Sur les conclusions à fin d’injonction :
8. Il y a lieu d’enjoindre au préfet de la Seine-Saint-Denis ou à tout autre préfet territorialement compétent de réexaminer la demande de carte de résident de M. A dans un délai d’un mois à compter de la notification de la présente décision et de lui délivrer une attestation de prolongation d’instruction l’autorisant à travailler ou tout autre document provisoire de séjour ayant le même effet. Dans les circonstances de l’espèce, il n’y a pas lieu d’assortir cette injonction d’une astreinte.
Sur les frais liés au litige :
9. M. A a été provisoirement admis au bénéfice de l’aide juridictionnelle. Par suite, son avocat peut se prévaloir des dispositions de l’article 37 de la loi du 10 juillet 1991 et de l’article L. 761-1 du code de justice administrative. Il y a lieu, dans les circonstances de l’espèce, de mettre à la charge de l’Etat une somme de 800 euros, qui sera versée à Me de Seze, sous réserve de sa renonciation à percevoir la somme correspondant à la part contributive de l’Etat. Dans le cas où l’aide juridictionnelle ne serait pas accordée par le bureau d’aide juridictionnelle, ladite somme sera versée à M. A.
O R D O N N E :
Article 1er : M. A est provisoirement admis à l’aide juridictionnelle.

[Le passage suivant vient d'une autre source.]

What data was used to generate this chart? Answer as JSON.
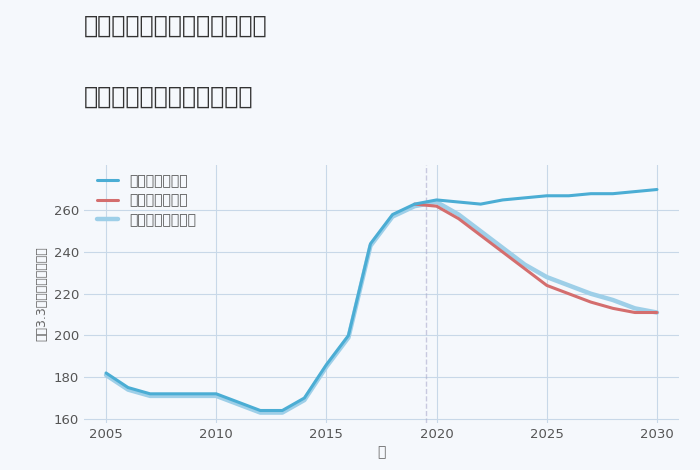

Article 2 : L’exécution de la décision par laquelle le préfet de la Seine-Saint-Denis a implicitement refusé de délivrer une carte de résident à M. A est suspendue jusqu’à ce qu’il soit statué sur la requête tendant à l’annulation de cette décision.
Article 3 : Il est enjoint au préfet de la Seine-Saint-Denis ou à tout autre préfet territorialement compétent de réexaminer la demande de délivrance d’une carte résident de M. A, dans le délai d’un mois à compter de la notification de la présente ordonnance et de lui délivrer une attestation de prolongation d’instruction l’autorisant à travailler ou tout autre document provisoire de séjour ayant le même effet.
Article 4 : L’Etat versera à Me de Seze une somme de 800 euros en application des dispositions du deuxième alinéa de l’article 37 de la loi du 10 juillet 1991, sous réserve que celui-ci renonce à percevoir la somme correspondant à la part contributive de l’Etat. Dans le cas où l’aide juridictionnelle ne serait pas accordée par le bureau d’aide juridictionnelle, ladite somme sera versée à M. A.
Article 5 : Le surplus des conclusions de la requête est rejeté.
Article 6 : La présente ordonnance sera notifiée à M. B A et au ministre de l’intérieur.
Copie en sera adressée au préfet de la Seine-Saint-Denis
Fait à Montreuil, le 3 octobre 2024.
Le juge des référés,
D. Charageat
La République mande et ordonne au ministre de l’intérieur en ce qui le concerne ou à tous commissaires de justice à ce requis en ce qui concerne les voies de droit commun contre les parties privées, de pourvoir à l’exécution de la présente décision.